Aku terlahir menjadi anak kedua dari dua bersaudara. Dari kecil aku didik oleh
kedua orang tuaku dengan penuh perhatian dan kasih sayang. Hal ini aku dapatkan
karena aku anak bungsu dan anak perempuan satu-satunya. Aku merupakan anak yang
tergolong cerdas. Ini terbukti dari Sekolah Dasar sampai Perguruan Tinggi
selalu mendapat predikat sangat baik, wajar saja banyak laki-laki yang tertarik
kepadaku. Selain cerdas, aku juga tergolong perempuan yang cantik dan bisa
dandan. Sebenarnya, sejak aku duduk dibangku SMA banyak sekali laki-laki yang
tertarik kepadaku. Aku juga tidak tahu motif mereka suka terhadapku karena apa,
yang paling penting aku sekolah dan belajar dengan baik. Setelah lulus dari SMA
aku masuk di Perguruan Tinggi ternama di daerahku. Seperti layaknya mahasiswa
baru, aku harus mengikuti masa orientasi terlebih dahulu. Pada saat itulah, aku
mengenal seorang laki-laki yang bernama Syam. Syam adalah laki-laki yang sangat
tampan, baik, sholih dan sangat tepat untuk menjadi seorang pemimpin dalam
rumah tangga. Selain itu, dia adalah seorang model terkenal di kotaku.
Perkenalanku
dengan Syam semakin hari semakin dekat. Akhirnya kami pun mulai menjalin
hubungan. Hari-hari terlewati dengan sangat bahagia.
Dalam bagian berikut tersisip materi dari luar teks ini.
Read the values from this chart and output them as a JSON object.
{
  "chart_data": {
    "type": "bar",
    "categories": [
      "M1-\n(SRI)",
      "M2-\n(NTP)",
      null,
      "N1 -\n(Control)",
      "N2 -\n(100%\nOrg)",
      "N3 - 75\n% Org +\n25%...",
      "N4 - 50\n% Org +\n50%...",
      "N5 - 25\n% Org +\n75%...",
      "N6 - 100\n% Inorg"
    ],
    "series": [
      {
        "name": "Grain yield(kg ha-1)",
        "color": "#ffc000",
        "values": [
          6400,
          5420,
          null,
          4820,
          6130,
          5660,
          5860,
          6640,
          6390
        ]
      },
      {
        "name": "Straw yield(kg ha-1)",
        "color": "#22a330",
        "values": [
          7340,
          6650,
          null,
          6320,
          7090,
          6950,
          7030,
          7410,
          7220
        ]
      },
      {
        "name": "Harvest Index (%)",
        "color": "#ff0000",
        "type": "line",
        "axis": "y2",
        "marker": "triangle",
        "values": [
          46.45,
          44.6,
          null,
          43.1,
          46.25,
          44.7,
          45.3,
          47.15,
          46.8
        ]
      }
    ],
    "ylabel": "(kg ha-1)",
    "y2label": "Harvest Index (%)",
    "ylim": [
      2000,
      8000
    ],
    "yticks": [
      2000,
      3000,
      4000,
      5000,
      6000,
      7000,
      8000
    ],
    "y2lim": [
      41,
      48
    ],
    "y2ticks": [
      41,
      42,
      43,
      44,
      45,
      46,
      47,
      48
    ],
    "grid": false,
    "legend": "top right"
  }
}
Namun, kebahagian ini tidak
berjalan lama, karena aku mulai mencintai orang lain yang tak lain adalah teman
satu kelasku yang bernama Raihan. Raihan selalu memberikan apa yang aku
butuhkan dan selalu ada disampingku. Kedekatanku dengan Raihan mulai diketahui
oleh Syam. Tanpa fikir panjang Syam mengakhiri hubungan kami.
Kisah cinta yang
aku jalin dengan Raihan pun tidak dapat berjalan lama, hanya dapat berjalan
selama satu tahun. Raihan yang aku kenal dulu kini sudah berubah. Dia memiliki
banyak perempuan yang dijanjikan untuk dinikahi, dia semakin tidak peduli
denganku, dia sering membentak dan berkata kasar padaku. Akhirnya, aku
memutuskan untuk menghakhiri hubungan yang menyiksa hati ini.
Setelah aku putus
dengan Raihan, aku baru menyadari bahwa Syam adalah satu-satunya laki-laki yang
sangat aku cintai. Aku berusaha untuk mencari kabar Syam dengan bertanya kepada
teman-temannya. Usahaku pun sia-sia. Aku mendapatkan kabar dari Fahmi, seorang
sahabat Syam. Fahmi bercerita padaku kalau Syam sekarang tengah bahagia dengan
kekasih barunya yang bernama Ana. Hatiku hancur, tetesan air mata pun tak bisa
aku bendung. Hari-hariku semakin terasa sunyi, jalani hidup tanpa tujuan yang
pasti. Keadaan ini membuatku bertekad untuk membawa Syam kembali ke pelukanku
lagi.
Setiap hari aku
kirimkan pesan singkat kepada Syam untuk mengetahui kabarnya. Aku bawakan bekal
makan siang untuknya. Setiap hari minggu aku luangkan waktu untuk menelponnya.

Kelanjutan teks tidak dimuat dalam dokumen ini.